Um marco significativo na política educacional e fiscal brasileira foi estabelecido com a adesão de 22 estados ao Programa de Pleno Pagamento de Dívidas dos Estados (Propag). Esses entes federativos assumem um compromisso estratégico: a expansão de 600 mil novas matrículas no ensino da Educação Profissional e Tecnológica (EPT) de nível médio até o final de 2026. A medida, detalhada em portaria do Ministério da Educação (MEC) e publicada no Diário Oficial da União, é um pilar central do programa "Juros por Educação", concebido para otimizar o uso dos recursos públicos e fortalecer a formação profissional no país.

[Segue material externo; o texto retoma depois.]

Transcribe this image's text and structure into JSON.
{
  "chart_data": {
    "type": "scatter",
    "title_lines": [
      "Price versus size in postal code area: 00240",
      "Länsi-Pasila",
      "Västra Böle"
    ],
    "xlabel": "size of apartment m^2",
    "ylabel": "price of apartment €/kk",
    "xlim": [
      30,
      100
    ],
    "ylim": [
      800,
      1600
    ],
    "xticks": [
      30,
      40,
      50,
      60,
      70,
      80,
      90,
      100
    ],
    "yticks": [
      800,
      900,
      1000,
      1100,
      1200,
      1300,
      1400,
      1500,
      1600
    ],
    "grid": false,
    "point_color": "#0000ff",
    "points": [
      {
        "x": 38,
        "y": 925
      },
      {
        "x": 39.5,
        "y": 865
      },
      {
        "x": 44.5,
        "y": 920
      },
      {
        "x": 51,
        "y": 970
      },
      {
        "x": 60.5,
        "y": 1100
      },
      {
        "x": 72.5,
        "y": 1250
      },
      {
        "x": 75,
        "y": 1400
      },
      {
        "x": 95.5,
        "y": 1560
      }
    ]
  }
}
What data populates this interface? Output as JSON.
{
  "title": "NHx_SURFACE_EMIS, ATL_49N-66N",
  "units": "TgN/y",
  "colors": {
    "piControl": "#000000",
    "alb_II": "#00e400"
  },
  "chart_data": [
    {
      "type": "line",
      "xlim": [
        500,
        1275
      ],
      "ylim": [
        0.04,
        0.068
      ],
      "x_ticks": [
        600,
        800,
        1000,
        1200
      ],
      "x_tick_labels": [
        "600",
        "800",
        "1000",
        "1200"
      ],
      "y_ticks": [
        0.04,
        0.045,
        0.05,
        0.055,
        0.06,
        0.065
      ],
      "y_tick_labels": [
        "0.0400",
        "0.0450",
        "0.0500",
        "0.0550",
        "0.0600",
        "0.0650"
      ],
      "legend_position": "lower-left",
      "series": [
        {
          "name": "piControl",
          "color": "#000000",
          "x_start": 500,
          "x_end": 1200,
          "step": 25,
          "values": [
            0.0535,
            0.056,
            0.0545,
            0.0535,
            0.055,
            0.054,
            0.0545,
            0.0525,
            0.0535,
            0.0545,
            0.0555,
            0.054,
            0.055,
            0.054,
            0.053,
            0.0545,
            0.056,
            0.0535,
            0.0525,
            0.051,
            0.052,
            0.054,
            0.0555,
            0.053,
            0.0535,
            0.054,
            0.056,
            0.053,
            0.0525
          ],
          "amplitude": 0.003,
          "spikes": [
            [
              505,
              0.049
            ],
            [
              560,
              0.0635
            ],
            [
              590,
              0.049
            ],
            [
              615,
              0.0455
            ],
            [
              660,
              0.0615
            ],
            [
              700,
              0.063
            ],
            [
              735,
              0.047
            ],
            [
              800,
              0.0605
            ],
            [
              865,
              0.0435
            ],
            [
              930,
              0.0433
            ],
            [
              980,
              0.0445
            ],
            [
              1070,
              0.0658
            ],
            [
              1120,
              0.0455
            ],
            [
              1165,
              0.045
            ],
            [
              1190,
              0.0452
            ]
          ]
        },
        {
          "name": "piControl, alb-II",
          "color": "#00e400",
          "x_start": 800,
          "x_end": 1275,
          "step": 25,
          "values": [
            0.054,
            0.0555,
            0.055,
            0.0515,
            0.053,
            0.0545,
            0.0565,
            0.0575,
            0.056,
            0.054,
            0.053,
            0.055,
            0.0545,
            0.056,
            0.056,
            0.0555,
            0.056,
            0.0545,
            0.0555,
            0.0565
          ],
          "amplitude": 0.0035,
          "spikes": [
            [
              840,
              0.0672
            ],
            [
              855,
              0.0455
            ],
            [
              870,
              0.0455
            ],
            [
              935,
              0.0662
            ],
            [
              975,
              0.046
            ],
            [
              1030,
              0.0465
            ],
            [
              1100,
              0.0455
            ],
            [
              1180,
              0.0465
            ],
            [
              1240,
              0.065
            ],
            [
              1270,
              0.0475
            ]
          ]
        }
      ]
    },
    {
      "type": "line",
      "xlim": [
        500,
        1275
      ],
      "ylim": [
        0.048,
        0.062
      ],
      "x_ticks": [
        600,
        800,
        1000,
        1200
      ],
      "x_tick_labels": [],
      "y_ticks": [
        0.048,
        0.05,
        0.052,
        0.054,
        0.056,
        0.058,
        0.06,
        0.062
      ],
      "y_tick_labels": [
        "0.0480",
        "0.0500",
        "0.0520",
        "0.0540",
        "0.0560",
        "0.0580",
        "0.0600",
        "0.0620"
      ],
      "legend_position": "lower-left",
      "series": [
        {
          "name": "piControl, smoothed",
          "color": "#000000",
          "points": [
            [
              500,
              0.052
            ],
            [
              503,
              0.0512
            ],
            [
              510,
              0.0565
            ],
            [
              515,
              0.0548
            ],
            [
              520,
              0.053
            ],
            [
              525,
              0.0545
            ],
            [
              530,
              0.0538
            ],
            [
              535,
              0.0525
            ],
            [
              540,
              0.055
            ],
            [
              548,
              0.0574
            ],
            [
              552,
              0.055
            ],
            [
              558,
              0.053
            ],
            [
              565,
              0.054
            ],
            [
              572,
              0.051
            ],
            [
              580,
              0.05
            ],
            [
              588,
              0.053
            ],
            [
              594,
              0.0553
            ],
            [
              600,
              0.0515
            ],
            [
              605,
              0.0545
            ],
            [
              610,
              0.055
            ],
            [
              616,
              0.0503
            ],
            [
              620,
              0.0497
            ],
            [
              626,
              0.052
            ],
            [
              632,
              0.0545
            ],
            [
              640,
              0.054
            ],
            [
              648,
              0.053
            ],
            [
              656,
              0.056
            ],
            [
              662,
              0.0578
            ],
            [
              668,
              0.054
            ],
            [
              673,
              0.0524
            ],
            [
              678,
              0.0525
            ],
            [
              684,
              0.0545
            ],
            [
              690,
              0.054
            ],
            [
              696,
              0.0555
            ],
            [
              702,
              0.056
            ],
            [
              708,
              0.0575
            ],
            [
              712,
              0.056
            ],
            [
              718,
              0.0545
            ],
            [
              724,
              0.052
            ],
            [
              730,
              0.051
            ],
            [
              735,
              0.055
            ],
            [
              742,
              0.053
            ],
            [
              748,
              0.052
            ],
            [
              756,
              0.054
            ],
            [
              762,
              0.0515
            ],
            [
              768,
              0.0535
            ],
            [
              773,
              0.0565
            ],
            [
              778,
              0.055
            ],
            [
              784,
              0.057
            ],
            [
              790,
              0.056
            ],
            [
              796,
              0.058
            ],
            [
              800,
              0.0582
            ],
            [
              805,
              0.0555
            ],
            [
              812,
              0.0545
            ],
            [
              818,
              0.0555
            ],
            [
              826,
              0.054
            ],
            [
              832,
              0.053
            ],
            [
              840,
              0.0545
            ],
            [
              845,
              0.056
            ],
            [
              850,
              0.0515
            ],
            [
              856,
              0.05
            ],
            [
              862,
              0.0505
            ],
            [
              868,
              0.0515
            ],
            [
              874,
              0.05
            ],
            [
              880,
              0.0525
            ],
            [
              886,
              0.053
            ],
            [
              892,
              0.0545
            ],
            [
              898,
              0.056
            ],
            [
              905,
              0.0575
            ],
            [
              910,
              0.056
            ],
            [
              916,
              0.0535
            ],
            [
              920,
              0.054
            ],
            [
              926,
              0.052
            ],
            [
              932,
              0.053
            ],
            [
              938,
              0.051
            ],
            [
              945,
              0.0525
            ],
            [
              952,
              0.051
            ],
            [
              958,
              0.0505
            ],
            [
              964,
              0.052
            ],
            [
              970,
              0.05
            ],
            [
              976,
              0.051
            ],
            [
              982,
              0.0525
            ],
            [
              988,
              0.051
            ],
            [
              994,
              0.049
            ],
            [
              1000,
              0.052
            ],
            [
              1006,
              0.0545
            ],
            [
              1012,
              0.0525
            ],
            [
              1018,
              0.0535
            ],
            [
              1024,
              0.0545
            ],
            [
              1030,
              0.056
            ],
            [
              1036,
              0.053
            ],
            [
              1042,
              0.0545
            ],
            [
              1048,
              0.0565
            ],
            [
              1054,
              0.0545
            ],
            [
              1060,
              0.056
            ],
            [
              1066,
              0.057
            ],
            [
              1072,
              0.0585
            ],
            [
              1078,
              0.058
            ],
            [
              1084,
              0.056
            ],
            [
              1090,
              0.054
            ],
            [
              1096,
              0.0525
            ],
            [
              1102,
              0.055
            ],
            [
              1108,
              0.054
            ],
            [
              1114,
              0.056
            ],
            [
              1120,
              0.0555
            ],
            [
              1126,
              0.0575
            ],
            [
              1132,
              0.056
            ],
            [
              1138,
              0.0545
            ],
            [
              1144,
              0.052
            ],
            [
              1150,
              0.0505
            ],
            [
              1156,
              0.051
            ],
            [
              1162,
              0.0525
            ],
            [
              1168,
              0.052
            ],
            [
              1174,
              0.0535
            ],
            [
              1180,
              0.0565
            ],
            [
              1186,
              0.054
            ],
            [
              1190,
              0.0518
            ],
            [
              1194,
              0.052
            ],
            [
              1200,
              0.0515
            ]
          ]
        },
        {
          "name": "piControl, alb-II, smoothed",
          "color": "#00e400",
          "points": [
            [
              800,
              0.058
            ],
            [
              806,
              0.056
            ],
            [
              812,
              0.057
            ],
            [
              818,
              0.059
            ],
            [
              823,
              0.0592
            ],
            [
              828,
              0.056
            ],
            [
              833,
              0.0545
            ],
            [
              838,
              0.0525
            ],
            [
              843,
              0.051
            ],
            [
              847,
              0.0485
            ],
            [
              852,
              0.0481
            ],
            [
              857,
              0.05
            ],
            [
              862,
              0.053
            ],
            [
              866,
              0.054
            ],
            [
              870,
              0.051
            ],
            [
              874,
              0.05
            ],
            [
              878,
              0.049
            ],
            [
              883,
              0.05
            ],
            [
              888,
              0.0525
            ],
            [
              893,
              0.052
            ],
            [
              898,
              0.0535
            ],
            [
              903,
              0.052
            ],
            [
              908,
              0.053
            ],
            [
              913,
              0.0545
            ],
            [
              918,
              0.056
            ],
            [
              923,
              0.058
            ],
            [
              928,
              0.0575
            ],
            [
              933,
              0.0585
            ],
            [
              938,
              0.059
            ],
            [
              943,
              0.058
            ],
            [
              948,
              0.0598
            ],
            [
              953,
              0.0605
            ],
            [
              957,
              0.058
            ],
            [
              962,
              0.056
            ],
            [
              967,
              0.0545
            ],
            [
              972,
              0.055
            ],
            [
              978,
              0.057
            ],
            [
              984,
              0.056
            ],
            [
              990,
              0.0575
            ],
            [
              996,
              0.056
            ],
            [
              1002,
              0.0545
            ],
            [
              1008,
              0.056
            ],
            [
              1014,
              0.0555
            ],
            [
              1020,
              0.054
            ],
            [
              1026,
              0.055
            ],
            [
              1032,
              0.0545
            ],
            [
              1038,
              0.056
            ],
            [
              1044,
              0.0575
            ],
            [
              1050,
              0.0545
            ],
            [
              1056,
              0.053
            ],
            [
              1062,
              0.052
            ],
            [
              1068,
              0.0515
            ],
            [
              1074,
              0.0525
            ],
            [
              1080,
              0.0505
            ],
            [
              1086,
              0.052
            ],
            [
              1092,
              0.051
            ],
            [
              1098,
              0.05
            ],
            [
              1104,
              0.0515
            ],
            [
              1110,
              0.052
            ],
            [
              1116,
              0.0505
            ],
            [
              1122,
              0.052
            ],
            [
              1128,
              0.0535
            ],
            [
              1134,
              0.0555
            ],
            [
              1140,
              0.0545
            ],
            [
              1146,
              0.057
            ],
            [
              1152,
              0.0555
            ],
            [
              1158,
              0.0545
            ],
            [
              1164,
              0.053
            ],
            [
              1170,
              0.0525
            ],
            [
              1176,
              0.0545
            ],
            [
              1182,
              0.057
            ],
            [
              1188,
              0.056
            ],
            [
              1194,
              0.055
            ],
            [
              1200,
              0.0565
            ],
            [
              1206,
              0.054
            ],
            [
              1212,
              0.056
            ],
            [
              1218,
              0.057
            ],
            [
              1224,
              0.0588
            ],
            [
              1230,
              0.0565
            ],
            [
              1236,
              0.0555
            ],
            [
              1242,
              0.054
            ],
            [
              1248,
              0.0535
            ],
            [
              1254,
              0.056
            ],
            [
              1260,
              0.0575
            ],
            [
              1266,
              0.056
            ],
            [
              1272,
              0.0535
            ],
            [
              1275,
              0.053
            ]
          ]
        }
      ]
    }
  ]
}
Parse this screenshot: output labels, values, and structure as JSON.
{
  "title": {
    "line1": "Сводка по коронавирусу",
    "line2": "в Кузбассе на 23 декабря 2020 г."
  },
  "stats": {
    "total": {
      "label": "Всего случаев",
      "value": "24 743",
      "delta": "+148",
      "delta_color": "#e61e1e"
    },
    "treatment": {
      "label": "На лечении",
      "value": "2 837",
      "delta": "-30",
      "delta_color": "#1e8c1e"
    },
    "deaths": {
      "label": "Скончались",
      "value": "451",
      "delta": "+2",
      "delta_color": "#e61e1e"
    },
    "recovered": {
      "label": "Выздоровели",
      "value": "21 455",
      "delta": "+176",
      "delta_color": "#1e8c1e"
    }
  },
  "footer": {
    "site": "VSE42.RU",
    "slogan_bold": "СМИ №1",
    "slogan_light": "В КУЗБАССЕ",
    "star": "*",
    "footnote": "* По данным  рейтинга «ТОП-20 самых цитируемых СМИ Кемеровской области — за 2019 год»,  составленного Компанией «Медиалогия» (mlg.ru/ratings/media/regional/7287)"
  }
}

O Programa "Juros por Educação": Alívio Fiscal e Investimento Direcionado
O "Juros por Educação", instituído pela Lei Complementar 212/2025, oferece uma oportunidade singular para estados e o Distrito Federal renegociarem suas dívidas com a União. A iniciativa prevê condições facilitadas, como descontos nos juros anuais, parcelamento do saldo devedor em até 30 anos e a possibilidade de amortizações extraordinárias, além da redução dos valores das parcelas nos primeiros cinco anos. Essa estrutura financeira não apenas proporciona um alívio nas contas públicas estaduais, mas exige que a economia gerada seja integralmente reinvestida na expansão de vagas e na melhoria da infraestrutura dos cursos de educação profissional técnica de nível médio, atrelando diretamente o benefício fiscal ao desenvolvimento educacional.
Expansão da EPT: Metas, Objetivos e Modalidades de Ensino
A meta de 600 mil novas matrículas na EPT de nível médio é ambiciosa e plurifacetada. Além de valorizar e ampliar a oferta de ensino técnico, o programa visa combater a evasão escolar, aprimorar a infraestrutura das instituições de ensino, promover a formação continuada de profissionais da educação e, fundamentalmente, aproximar o ambiente acadêmico das demandas do mercado de trabalho. As metas específicas para cada estado são definidas com base em referências do Plano Nacional de Educação (PNE) 2026-2036 e nos dados populacionais do Censo Demográfico do Instituto Brasileiro de Geografia e Estatística (IBGE). O MEC adota um processo de cálculo que considera a meta nacional e estadual de matrículas, o déficit estadual e o volume de matrículas em diferentes níveis.
Para alcançar esses objetivos, os estados e o Distrito Federal poderão ofertar cursos técnicos em diversas modalidades. Isso inclui a Educação de Jovens e Adultos (EJA) profissional, que atende quem não concluiu os estudos na idade regular, bem como a aprendizagem profissional articulada com o ensino médio regular (simultaneamente) ou subsequente, para aqueles que já finalizaram o ensino médio e buscam apenas a qualificação técnica. Todas as ofertas devem respeitar as Diretrizes Curriculares Nacionais da Educação Profissional e Tecnológica, garantindo a qualidade e pertinência dos programas de ensino.
Estados Participantes e Mecanismos de Acompanhamento
Vinte e dois estados aderiram a esta iniciativa transformadora: Acre, Alagoas, Amazonas, Amapá, Bahia, Ceará, Espírito Santo, Goiás, Maranhão, Minas Gerais, Mato Grosso do Sul, Paraíba, Pernambuco, Piauí, Rio de Janeiro, Rio Grande do Norte, Rondônia, Roraima, Rio Grande do Sul, Sergipe, São Paulo e Tocantins. A transparência e a efetividade do programa são asseguradas por um rigoroso sistema de acompanhamento.
Apenas serão consideradas as matrículas ofertadas diretamente pelas redes estaduais de ensino ou por meio de parcerias estabelecidas, desde que devidamente registradas em módulo específico do Sistema Nacional de Informações da Educação Profissional e Tecnológica (Sistec). A avaliação geral do programa ficará a cargo do MEC, que se compromete a publicar balanços e relatórios periódicos de resultados, garantindo a fiscalização do cumprimento das metas e a prestação de contas à sociedade sobre o impacto da iniciativa na formação de novos profissionais.
Impacto e Perspectivas para o Futuro
O programa "Juros por Educação" representa mais do que uma simples renegociação de dívidas; ele configura um compromisso nacional com o desenvolvimento humano e econômico. Ao aliviar a carga fiscal dos estados em troca de um investimento mandatório na educação profissional, o governo federal estimula a qualificação de uma nova geração de trabalhadores, essencial para o avanço da economia brasileira. A expansão de 600 mil vagas na EPT promete não apenas equipar jovens e adultos com as habilidades necessárias para o mercado de trabalho, mas também fortalecer a infraestrutura educacional do país, contribuindo para a redução das desigualdades e a construção de um futuro com mais oportunidades e prosperidade.